Apache Kafka Overview

Apache Kafka is a community distributed event streaming platform. It is capable of handling trillions of events every day. Initially conceived as a messaging queue, Kafka is based on an abstraction of a distributed commit log.

Messages in Kafka are variable-size byte arrays. Use any format your application requires like include free-form text, JSON, and Avro. There is no explicit limit on message size. Kafka is not suitable for fewer messages of larger size. Kafka is more suitable for large volume of messages of smaller size(<1MB). Kafka is written in Java and Scala.(80% of the code in Java & 20% in Scala)

Kafka retains all messages for a defined time period and/or total size.Kafka discards messages automatically after the retention period or total size is exceeded (whichever limit is reached first). Default retention is one week, can be increased to one year or longer. Retention can be specified on global or per-topic basis

Key Terminology

Message A single data record passed by Kafka
Topic: A named log or feed of messages within Kafka
Producer: A program that writes messages to Kafka
Consumer: A program that reads messages from Kafka

Topic is called Messaging Destination.
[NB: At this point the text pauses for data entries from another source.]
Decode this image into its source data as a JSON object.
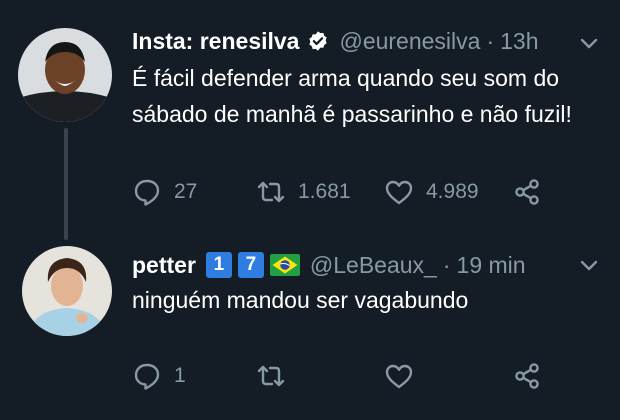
{
  "colors": {
    "background": "#141d26",
    "text": "#ffffff",
    "muted": "#8899a6",
    "verified": "#ffffff",
    "badge": "#2f7de1",
    "thread_line": "#38444d"
  },
  "tweets": [
    {
      "display_name": "Insta: renesilva",
      "verified": true,
      "handle": "@eurenesilva",
      "separator": "·",
      "time": "13h",
      "text": "É fácil defender arma quando seu som do sábado de manhã é passarinho e não fuzil!",
      "reply_count": "27",
      "retweet_count": "1.681",
      "like_count": "4.989",
      "icons": [
        "avatar",
        "verified-icon",
        "chevron-down-icon",
        "reply-icon",
        "retweet-icon",
        "like-icon",
        "share-icon"
      ]
    },
    {
      "display_name": "petter",
      "badges": [
        "1",
        "7"
      ],
      "flag": "brazil-flag-icon",
      "handle": "@LeBeaux_",
      "separator": "·",
      "time": "19 min",
      "text": "ninguém mandou ser vagabundo",
      "reply_count": "1",
      "retweet_count": "",
      "like_count": "",
      "icons": [
        "avatar",
        "chevron-down-icon",
        "reply-icon",
        "retweet-icon",
        "like-icon",
        "share-icon"
      ]
    }
  ]
}
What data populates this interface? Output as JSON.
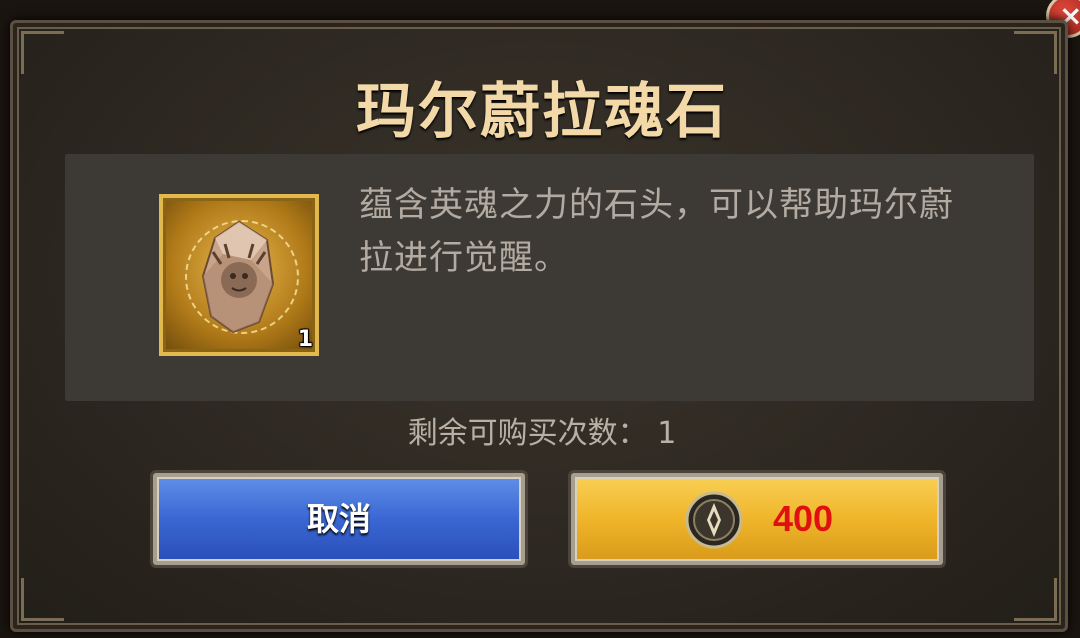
{
  "dialog": {
    "title": "玛尔蔚拉魂石",
    "item": {
      "icon": "soul-stone-icon",
      "count": "1",
      "description": "蕴含英魂之力的石头，可以帮助玛尔蔚拉进行觉醒。"
    },
    "remaining_label": "剩余可购买次数： 1",
    "cancel_label": "取消",
    "buy": {
      "currency_icon": "rune-coin-icon",
      "price": "400"
    },
    "close_icon": "close-icon"
  },
  "colors": {
    "title": "#f3d9a8",
    "price": "#e01010",
    "cancel_button": "#3a67d3",
    "buy_button": "#f0b52a"
  }
}
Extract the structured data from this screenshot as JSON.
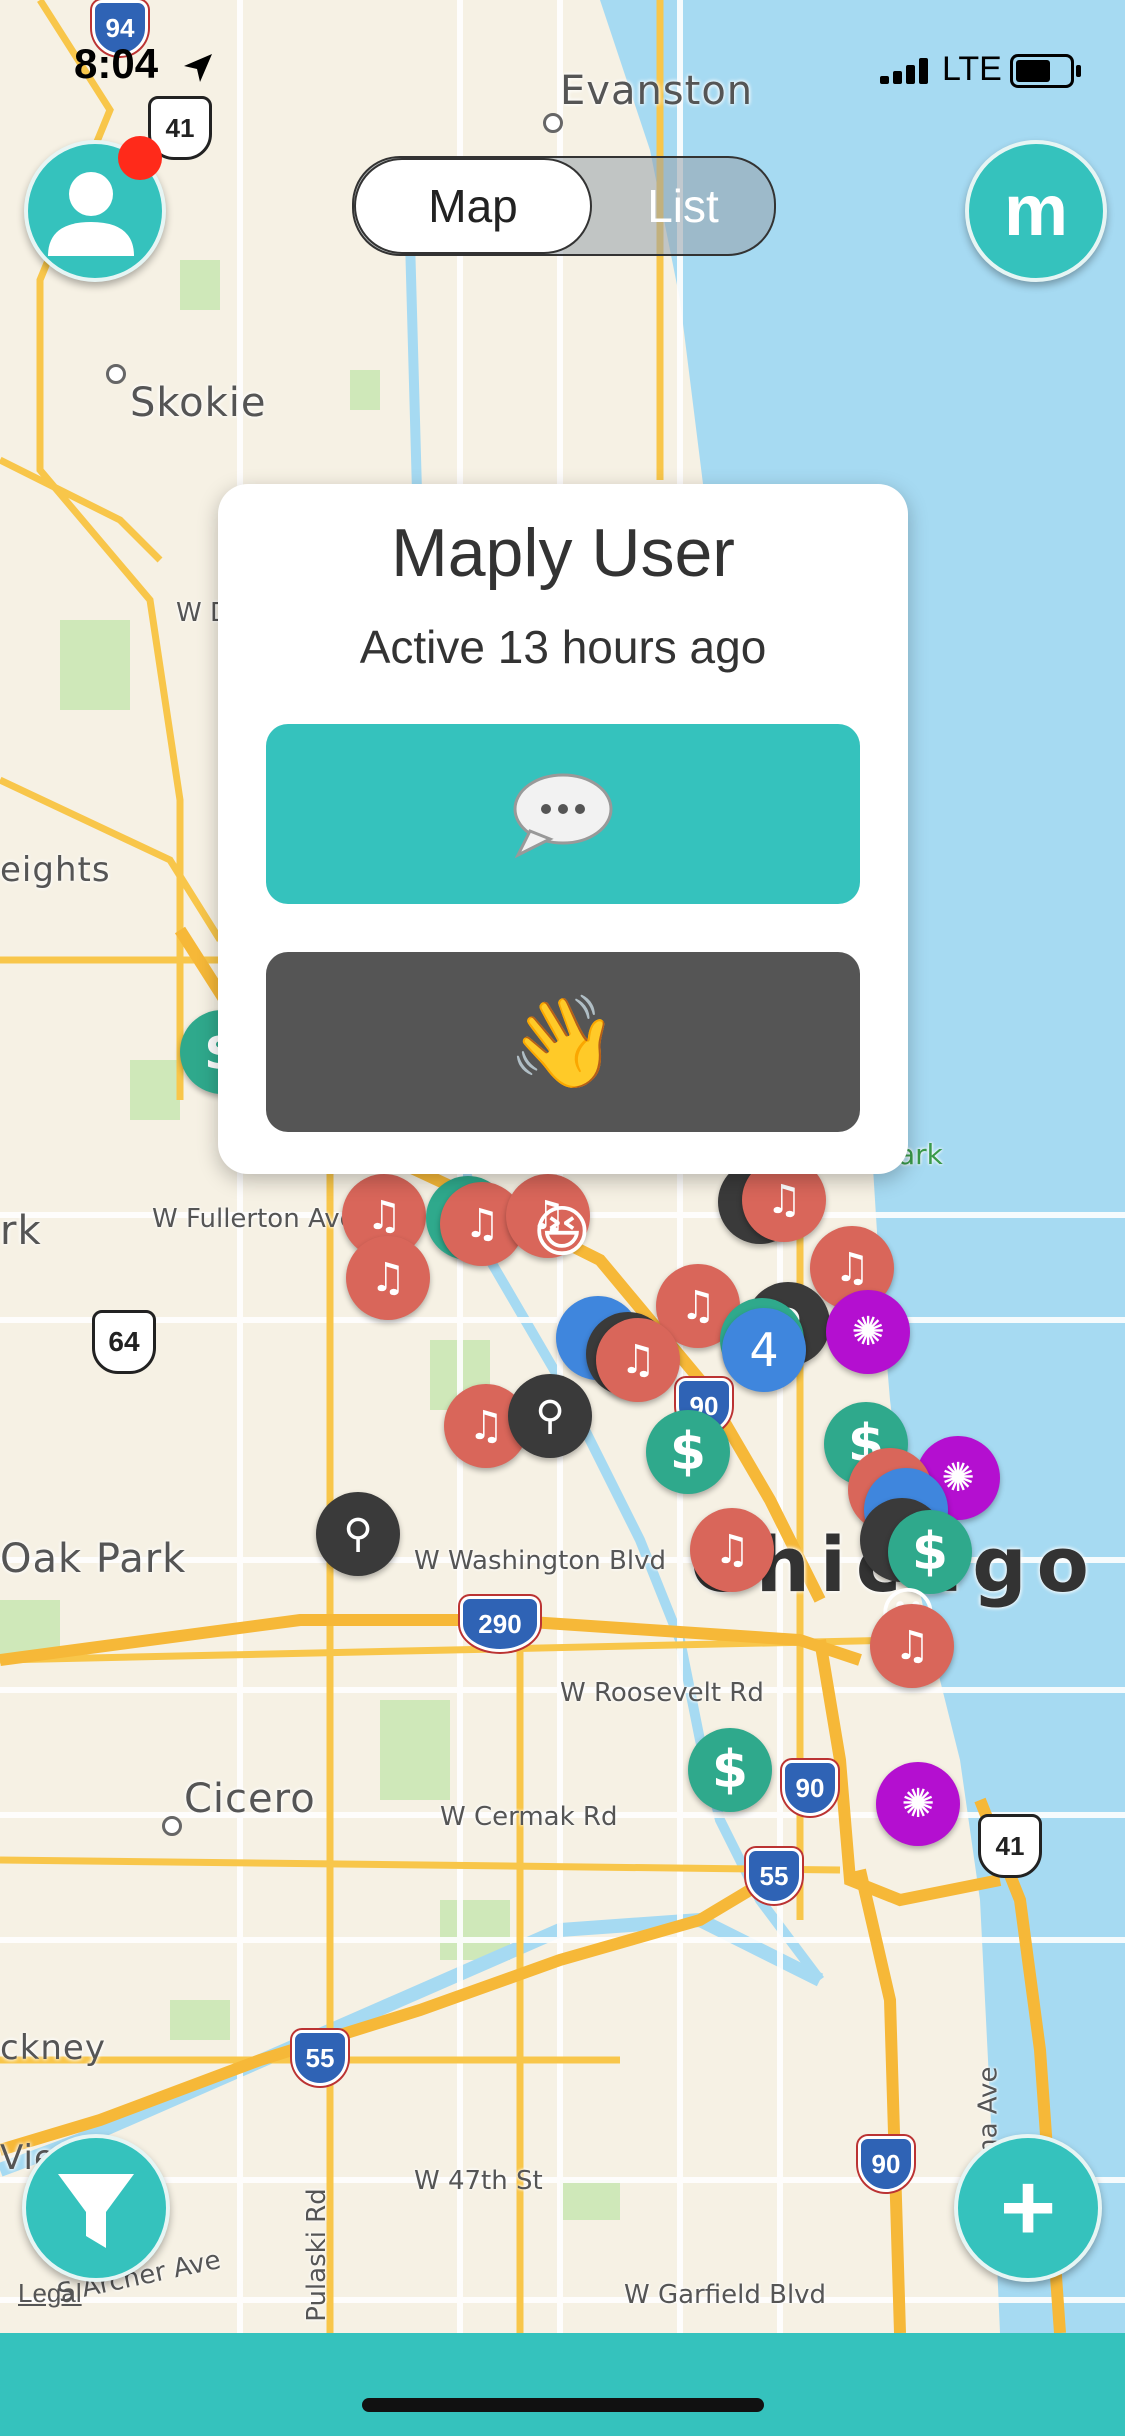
{
  "status_bar": {
    "time": "8:04",
    "network": "LTE"
  },
  "header": {
    "toggle_map": "Map",
    "toggle_list": "List",
    "logo_letter": "m"
  },
  "map_labels": {
    "places": [
      "Evanston",
      "Skokie",
      "eights",
      "rk",
      "Oak Park",
      "Cicero",
      "ckney",
      "Vie"
    ],
    "city_big": "Chicago",
    "streets": [
      "W D",
      "W Fullerton Ave",
      "W Washington Blvd",
      "W Roosevelt Rd",
      "W Cermak Rd",
      "W 47th St",
      "W Garfield Blvd",
      "S Archer Ave",
      "Pulaski Rd",
      "S Indiana Ave",
      "ark"
    ],
    "shields": [
      "94",
      "41",
      "64",
      "290",
      "90",
      "90",
      "55",
      "55",
      "90",
      "41"
    ],
    "cluster_count": "4"
  },
  "popup": {
    "user_name": "Maply User",
    "last_active": "Active 13 hours ago",
    "chat_emoji": "💬",
    "wave_emoji": "👋"
  },
  "footer": {
    "legal": "Legal",
    "plus": "+"
  },
  "colors": {
    "accent": "#35c2bd",
    "music_pin": "#d9665a",
    "money_pin": "#2fa98c",
    "search_pin": "#3a3a3a",
    "disco_pin": "#b40fd0",
    "cluster_pin": "#3f86dd",
    "water": "#a6daf2"
  }
}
It temporarily holds the message before it is delivered to the receiver. A topic is divided into multiple partitions. Each partition holds a set of related messages. In a cluster, a single topic spreads across multiple servers(brokers). Each broker is a kafka server instance. Each partition is replicated in multiple brokers based on the replication factor. Assumer that there is a topic with 4 partitions(0,1,2 and 3) and replication factor of 3 in a cluster with 5 brokers. Replication factor denotes in how many brokers , a partition is replicated.

	broker-1		0,1
	broker-2		2,3,0
	broker-3		1,2
	broker-4		3,0
	broker-5		1,2,3

Publish + Subscribe

Immutable commit log, and from there you can subscribe to it, and publish data to any number of systems or real-time applications. Unlike messaging queues, Kafka is a highly scalable, fault tolerant distributed system, allowing it to be deployed for applications like managing passenger and driver matching at Uber, providing real-time analytics and predictive maintenance for British Gas' smart home, and performing numerous real-time services across all of LinkedIn. This unique performance makes it perfect to scale from one app to company-wide use.

Store

An abstraction of a distributed commit log commonly found in distributed databases, Apache Kafka provides durable storage. Kafka can act as a 'source of truth', being able to distribute data across multiple nodes for a highly available deployment within a single data center or across multiple availability zones.

Process

An event streaming platform would not be complete without the ability to manipulate that data as it arrives. The Streams API within Apache Kafka is a powerful, lightweight library that allows for on-the-fly processing, letting you aggregate, create windowing parameters, perform joins of data within a stream, and more. Perhaps best of all, it is built as a Java application on top of Kafka, keeping your workflow intact with no extra clusters to maintain.